Tenho um vício! Ler entrevistas antigas. Outro dia levei um susto ao trombar com uma do sambista de breque Moreira da Silva ao jornal O Pasquim. Era final dos anos 1960 e a canção Travessia tocava sem parar nas rádios. Estava no hit parade, como dizíamos. Quando a turma do Pasquim perguntou ao bom e velho Morengueira o que ele achava de Milton Nascimento, foi curto e grosso.

– Tem de voltar pra enxada!

Adoro passar a mão numa revista bem antiga e dar uma espiada. Tem coisa mais divertida que ler a entrevista de um cientista publicada na Enciclopédia Bloch, a Superinteressante dos anos 1960, em que ele dizia que o último elefante da Terra desapareceria em janeiro do ano 2000?

Gosto também quando elas são reunidas em livro. A Arte da Entrevista, por exemplo, organizada pelo jornalista Fábio Altman e publicada pela Boitempo, reúne um punhado delas em quase 500 páginas. Vai de Mark Twain a Thomas Edison. De Ernest Hemingway a Getúlio Vargas. De Mao Tse-tung a Lula. Um primor.

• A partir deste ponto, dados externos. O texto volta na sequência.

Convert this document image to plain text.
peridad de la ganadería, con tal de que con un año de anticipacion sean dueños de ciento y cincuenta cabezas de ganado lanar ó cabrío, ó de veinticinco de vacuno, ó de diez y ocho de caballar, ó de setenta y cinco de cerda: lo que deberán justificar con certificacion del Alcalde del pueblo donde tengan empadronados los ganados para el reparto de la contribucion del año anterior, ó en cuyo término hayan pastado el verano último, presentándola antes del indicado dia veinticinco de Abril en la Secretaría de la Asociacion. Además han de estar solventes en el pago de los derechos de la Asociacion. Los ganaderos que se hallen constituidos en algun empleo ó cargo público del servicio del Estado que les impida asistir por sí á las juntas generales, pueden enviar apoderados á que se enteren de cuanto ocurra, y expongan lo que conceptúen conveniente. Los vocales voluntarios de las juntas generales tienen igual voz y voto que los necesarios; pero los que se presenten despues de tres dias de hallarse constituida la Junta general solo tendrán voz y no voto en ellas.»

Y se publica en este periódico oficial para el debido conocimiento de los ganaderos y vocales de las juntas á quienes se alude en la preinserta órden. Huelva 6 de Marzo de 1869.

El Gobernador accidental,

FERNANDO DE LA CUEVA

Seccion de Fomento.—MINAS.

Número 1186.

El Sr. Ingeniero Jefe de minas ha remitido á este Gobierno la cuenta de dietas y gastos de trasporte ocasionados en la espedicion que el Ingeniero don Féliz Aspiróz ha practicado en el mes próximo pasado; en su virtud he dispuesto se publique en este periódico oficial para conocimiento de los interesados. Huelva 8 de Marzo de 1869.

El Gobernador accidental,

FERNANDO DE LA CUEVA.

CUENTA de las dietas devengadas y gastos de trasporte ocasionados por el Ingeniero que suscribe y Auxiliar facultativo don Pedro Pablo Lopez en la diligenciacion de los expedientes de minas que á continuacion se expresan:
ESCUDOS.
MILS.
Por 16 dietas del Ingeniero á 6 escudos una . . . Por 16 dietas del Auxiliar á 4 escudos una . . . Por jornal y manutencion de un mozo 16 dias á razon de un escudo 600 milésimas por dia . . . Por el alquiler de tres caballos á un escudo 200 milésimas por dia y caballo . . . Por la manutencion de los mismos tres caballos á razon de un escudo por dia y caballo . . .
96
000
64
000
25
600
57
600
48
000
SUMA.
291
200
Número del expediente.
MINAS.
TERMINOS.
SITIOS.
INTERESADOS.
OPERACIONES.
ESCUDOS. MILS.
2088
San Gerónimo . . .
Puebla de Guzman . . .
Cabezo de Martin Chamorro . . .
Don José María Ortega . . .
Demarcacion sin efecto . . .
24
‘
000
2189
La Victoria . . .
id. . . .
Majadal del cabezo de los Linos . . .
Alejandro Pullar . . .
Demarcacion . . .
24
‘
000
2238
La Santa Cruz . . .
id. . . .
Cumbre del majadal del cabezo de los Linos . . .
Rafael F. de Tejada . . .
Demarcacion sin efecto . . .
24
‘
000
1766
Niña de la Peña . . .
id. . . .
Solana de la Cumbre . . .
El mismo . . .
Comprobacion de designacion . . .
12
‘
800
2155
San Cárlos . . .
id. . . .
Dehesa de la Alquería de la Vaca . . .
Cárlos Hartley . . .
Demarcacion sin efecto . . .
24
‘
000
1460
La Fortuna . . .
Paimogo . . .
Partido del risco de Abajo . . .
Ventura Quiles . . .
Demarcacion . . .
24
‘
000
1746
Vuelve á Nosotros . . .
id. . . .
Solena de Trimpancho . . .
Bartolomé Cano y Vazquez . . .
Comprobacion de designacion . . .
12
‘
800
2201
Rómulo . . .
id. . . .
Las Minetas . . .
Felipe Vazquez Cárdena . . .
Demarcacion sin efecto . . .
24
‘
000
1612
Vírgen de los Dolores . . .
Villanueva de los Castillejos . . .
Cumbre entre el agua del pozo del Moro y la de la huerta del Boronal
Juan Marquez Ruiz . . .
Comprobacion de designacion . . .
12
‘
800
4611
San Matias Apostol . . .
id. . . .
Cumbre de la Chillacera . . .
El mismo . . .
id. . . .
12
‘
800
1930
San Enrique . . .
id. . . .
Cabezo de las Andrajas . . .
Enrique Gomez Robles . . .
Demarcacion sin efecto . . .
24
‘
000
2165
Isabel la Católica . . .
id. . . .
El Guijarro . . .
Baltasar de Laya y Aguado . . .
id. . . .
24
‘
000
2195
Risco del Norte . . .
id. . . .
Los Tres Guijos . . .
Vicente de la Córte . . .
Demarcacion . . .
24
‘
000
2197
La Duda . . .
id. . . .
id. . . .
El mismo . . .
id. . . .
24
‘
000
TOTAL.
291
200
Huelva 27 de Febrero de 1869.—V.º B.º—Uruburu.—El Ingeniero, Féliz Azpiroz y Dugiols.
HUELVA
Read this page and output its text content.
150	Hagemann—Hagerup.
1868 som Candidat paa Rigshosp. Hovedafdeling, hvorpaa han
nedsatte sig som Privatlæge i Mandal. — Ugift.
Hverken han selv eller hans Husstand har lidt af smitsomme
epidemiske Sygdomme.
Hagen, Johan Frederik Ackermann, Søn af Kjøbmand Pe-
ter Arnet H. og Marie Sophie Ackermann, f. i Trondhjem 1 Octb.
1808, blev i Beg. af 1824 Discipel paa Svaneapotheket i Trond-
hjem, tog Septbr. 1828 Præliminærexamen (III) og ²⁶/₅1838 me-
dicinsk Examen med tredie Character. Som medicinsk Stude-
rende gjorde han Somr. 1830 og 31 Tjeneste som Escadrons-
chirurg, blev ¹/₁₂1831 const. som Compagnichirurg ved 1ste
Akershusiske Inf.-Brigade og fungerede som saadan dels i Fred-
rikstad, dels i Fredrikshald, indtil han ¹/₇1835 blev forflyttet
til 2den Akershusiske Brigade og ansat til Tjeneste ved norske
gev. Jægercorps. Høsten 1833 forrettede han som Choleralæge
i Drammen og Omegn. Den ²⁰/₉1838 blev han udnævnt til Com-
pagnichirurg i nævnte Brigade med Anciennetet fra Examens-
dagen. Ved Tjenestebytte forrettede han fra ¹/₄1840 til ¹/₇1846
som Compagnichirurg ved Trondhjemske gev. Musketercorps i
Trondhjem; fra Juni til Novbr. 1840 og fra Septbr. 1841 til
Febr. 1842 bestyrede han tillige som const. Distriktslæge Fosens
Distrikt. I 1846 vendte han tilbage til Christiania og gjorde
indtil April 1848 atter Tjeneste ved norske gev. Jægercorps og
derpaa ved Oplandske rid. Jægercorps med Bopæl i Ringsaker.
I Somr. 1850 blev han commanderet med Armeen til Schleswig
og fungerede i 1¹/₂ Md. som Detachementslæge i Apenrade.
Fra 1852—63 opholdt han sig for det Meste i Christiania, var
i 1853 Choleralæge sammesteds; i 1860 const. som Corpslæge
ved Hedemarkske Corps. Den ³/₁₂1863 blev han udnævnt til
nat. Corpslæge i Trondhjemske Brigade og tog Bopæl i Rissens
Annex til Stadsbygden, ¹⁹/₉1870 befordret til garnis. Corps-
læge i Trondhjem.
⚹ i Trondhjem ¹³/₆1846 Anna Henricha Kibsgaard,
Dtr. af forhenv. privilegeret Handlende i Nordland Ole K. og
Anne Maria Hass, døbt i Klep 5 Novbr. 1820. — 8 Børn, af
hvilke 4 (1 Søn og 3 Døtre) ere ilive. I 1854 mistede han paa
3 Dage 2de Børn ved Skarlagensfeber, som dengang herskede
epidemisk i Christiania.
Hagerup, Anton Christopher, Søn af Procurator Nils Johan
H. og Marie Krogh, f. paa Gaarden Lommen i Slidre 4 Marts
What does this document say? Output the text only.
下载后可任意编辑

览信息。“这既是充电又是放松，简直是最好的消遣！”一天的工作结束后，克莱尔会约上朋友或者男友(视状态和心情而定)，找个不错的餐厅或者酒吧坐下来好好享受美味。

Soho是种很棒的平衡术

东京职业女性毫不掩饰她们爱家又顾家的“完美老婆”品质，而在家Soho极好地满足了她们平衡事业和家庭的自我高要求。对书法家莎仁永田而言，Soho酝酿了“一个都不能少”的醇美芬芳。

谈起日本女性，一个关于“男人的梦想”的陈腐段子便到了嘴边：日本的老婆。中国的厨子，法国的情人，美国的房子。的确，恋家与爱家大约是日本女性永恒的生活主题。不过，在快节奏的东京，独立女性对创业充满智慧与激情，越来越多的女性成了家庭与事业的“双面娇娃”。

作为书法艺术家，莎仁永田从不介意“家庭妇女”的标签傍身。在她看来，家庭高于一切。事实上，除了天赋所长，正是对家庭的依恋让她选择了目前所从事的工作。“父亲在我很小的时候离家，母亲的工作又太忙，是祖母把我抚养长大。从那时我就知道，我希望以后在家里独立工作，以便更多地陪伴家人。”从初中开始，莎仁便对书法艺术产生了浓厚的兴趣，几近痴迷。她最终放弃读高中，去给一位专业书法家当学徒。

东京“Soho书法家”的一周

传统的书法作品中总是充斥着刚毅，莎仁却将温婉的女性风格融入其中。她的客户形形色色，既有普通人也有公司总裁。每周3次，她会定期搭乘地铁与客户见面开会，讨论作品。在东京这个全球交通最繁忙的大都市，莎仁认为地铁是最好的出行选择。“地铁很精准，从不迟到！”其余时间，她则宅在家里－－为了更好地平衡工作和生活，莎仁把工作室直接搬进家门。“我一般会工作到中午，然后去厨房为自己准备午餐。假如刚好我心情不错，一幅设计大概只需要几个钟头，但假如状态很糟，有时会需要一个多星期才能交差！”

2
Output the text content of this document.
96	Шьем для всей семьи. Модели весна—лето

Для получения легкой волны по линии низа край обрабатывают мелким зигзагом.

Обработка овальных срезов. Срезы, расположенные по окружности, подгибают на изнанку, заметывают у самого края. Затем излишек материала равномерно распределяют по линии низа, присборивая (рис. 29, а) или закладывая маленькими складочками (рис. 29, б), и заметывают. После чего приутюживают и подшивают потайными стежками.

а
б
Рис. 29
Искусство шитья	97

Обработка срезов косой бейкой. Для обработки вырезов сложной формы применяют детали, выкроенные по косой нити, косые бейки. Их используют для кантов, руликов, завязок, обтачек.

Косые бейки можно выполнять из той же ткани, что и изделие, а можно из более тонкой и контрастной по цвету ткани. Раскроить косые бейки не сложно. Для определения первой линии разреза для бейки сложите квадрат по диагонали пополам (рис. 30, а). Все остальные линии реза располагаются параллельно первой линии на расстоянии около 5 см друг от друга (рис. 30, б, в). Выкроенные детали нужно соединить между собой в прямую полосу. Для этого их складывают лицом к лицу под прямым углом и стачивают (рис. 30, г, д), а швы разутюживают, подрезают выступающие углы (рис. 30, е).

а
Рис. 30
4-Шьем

A Editora Azougue lançou uma deliciosa coleção chamada Encontros. São livrinhos caprichados que reúnem entrevistas já publicadas em revistas e jornais em diversas épocas. Já devorei Manoel de Barros, Hélio Oiticica, Carlos Drummond de Andrade, Gilberto Gil, Tom Zé e agora estou me deliciando com outro Tom, o Jobim. Uma grande viagem porque Jobim era um mestre em dar entrevistas.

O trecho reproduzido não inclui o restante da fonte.